1. The WCJ found that Claimant was laid off on April 26, 1987; however, it is undisputed in the record that the layoff occurred in 1985. (R.R. at 2a, 29a, 101a-03a, 105a.) Thus, in drafting the opinion, the WCJ must have made a typographical or clerical error with respect to the year of Claimant's layoff from work.
2. Under section 423 of the Workers' Compensation Act, Act of June 2, 1915, P.L. 736, as amended, 77 P.S. § 853, a party has twenty days to file an appeal with the WCAB.
3. The WCAB acknowledged that there was “a clerical breakdown” at the WCAB. (WCAB's op. at 2.)

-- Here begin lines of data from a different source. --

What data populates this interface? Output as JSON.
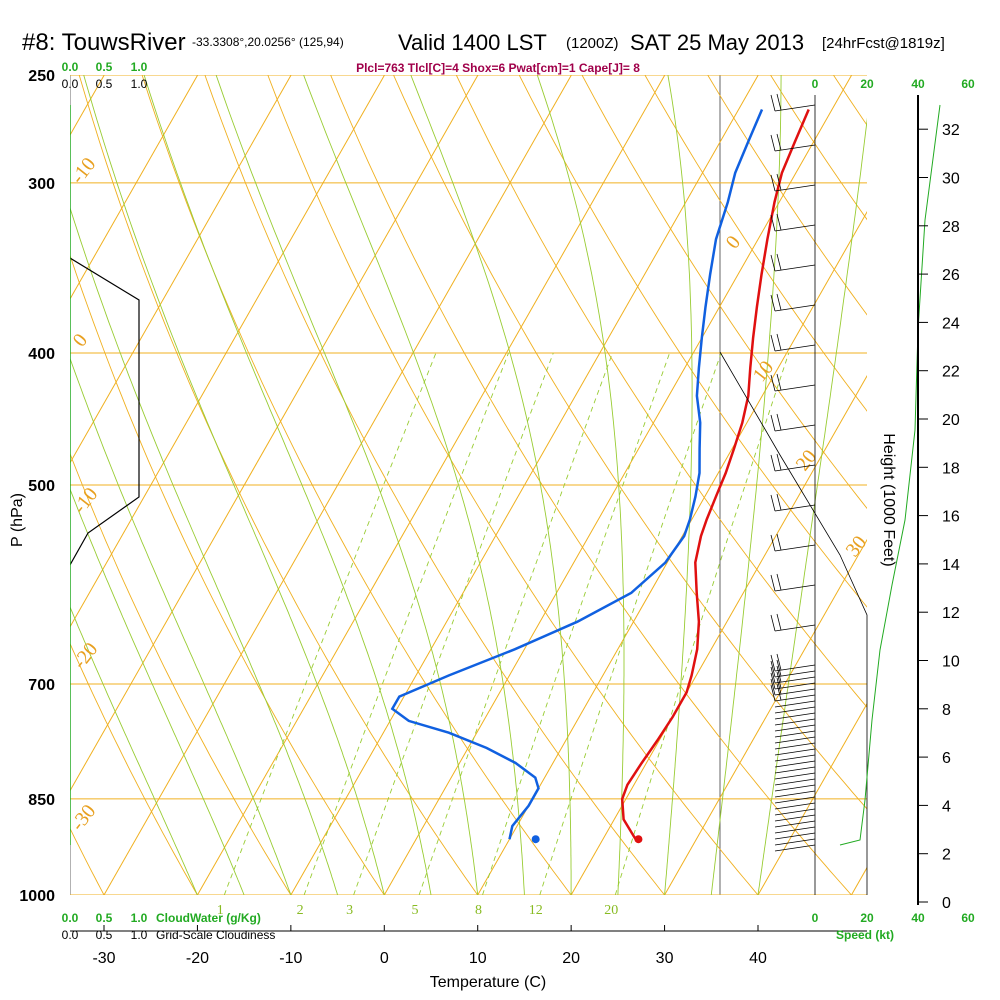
{
  "title": {
    "station": "#8: TouwsRiver",
    "coords": "-33.3308°,20.0256° (125,94)",
    "valid": "Valid 1400 LST",
    "zulu": "(1200Z)",
    "date": "SAT 25 May 2013",
    "fcst": "[24hrFcst@1819z]"
  },
  "indices": "Plcl=763 Tlcl[C]=4 Shox=6 Pwat[cm]=1 Cape[J]= 8",
  "colors": {
    "isotherm": "#f0b020",
    "dry_adiabat": "#99cc33",
    "moist_adiabat": "#99cc33",
    "mixing_ratio": "#99cc33",
    "temperature": "#e01010",
    "dewpoint": "#1060e0",
    "green_text": "#22aa22",
    "indices_text": "#a0004a"
  },
  "chart_data": {
    "type": "line",
    "xlabel": "Temperature (C)",
    "ylabel": "P (hPa)",
    "right_label": "Height (1000 Feet)",
    "x_ticks": [
      "-30",
      "-20",
      "-10",
      "0",
      "10",
      "20",
      "30",
      "40"
    ],
    "p_ticks": [
      "250",
      "300",
      "400",
      "500",
      "700",
      "850",
      "1000"
    ],
    "height_ticks": [
      "0",
      "2",
      "4",
      "6",
      "8",
      "10",
      "12",
      "14",
      "16",
      "18",
      "20",
      "22",
      "24",
      "26",
      "28",
      "30",
      "32"
    ],
    "isotherm_labels": [
      "-30",
      "-20",
      "-10",
      "0",
      "10",
      "20",
      "30"
    ],
    "mixing_ratio_labels": [
      "1",
      "2",
      "3",
      "5",
      "8",
      "12",
      "20"
    ],
    "cloud_top_labels": [
      "0.0",
      "0.5",
      "1.0"
    ],
    "cloud_bottom_labels_green": [
      "0.0",
      "0.5",
      "1.0"
    ],
    "cloud_bottom_green_title": "CloudWater (g/Kg)",
    "cloud_bottom_labels_black": [
      "0.0",
      "0.5",
      "1.0"
    ],
    "cloud_bottom_black_title": "Grid-Scale Cloudiness",
    "speed_ticks": [
      "0",
      "20",
      "40",
      "60"
    ],
    "speed_label": "Speed (kt)",
    "series": [
      {
        "key": "temperature",
        "points": [
          [
            -2.5,
            265
          ],
          [
            -2,
            280
          ],
          [
            -1.5,
            295
          ],
          [
            -0.5,
            310
          ],
          [
            1,
            330
          ],
          [
            2.5,
            350
          ],
          [
            4,
            370
          ],
          [
            5.5,
            390
          ],
          [
            7,
            410
          ],
          [
            8.5,
            430
          ],
          [
            9.5,
            450
          ],
          [
            10.2,
            470
          ],
          [
            10.8,
            490
          ],
          [
            11.2,
            510
          ],
          [
            11.6,
            530
          ],
          [
            12,
            545
          ],
          [
            13,
            570
          ],
          [
            15,
            600
          ],
          [
            17,
            630
          ],
          [
            18.5,
            660
          ],
          [
            19.5,
            690
          ],
          [
            20,
            710
          ],
          [
            20,
            740
          ],
          [
            19.8,
            770
          ],
          [
            19.5,
            800
          ],
          [
            19.3,
            830
          ],
          [
            19.6,
            850
          ],
          [
            21,
            880
          ],
          [
            23.5,
            910
          ]
        ]
      },
      {
        "key": "dewpoint",
        "points": [
          [
            -7.5,
            265
          ],
          [
            -7,
            280
          ],
          [
            -6.5,
            295
          ],
          [
            -5.5,
            310
          ],
          [
            -4.5,
            330
          ],
          [
            -3,
            350
          ],
          [
            -1.5,
            370
          ],
          [
            0,
            390
          ],
          [
            1.5,
            410
          ],
          [
            3,
            430
          ],
          [
            5,
            450
          ],
          [
            6.5,
            470
          ],
          [
            8,
            490
          ],
          [
            9,
            510
          ],
          [
            9.8,
            530
          ],
          [
            10.2,
            545
          ],
          [
            9.8,
            570
          ],
          [
            8,
            600
          ],
          [
            4,
            630
          ],
          [
            -1,
            660
          ],
          [
            -6.5,
            690
          ],
          [
            -10.5,
            715
          ],
          [
            -10.5,
            730
          ],
          [
            -8,
            745
          ],
          [
            -3,
            760
          ],
          [
            2,
            780
          ],
          [
            6,
            800
          ],
          [
            9,
            820
          ],
          [
            10,
            835
          ],
          [
            10,
            860
          ],
          [
            9.5,
            890
          ],
          [
            10,
            910
          ]
        ]
      }
    ],
    "surface_temperature": [
      23.8,
      910
    ],
    "surface_dewpoint": [
      12.8,
      910
    ]
  }
}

4. Our scope of review is limited to determining whether constitutional rights were violated, an error of law was committed, or whether necessary findings of fact are supported by substantial evidence. Hastings v. Workmen's Compensation Appeal Board (Mastech Construction), 667 A.2d 485 (Pa.Cmwlth.1995), appeal denied, 544 Pa. 678, 678 A.2d 367 (1996).
5. 77 P.S. § 771.
6. In workers' compensation matters, the form of the filing is not controlling where the facts warrant relief for a claimant. Blue Bell Printing v. Workmen's Compensation Appeal Board (Montgomery Publishing Co.), 115 Pa.Cmwlth.203, 539 A.2d 933 (1988). If the evidence justifies relief under some section of the Act, relief may be granted regardless of the section under which a document has been filed. York City School District v. Workmen's Compensation Appeal Board (Peyser), 136 Pa.Cmwlth. 110, 582 A.2d 423 (1990).
7. Thus, in Station v. Workmen's Compensation Appeal Board (Pittsburgh Steelers Sports, Inc.), 147 Pa.Cmwlth. 512, 608 A.2d 625 (1992), the WCAB, at the claimant's request, ordered the correction of a typographical error in the amount of medical expenses set forth in a WCJ's order. Likewise, in Crankshaw v. Workmen's Compensation Appeal Board (County of Allegheny), 120 Pa.Cmwlth. 148, 548 A.2d 368 (1988), the WCAB ordered the correction of a patent typographical error in the date of a suspension.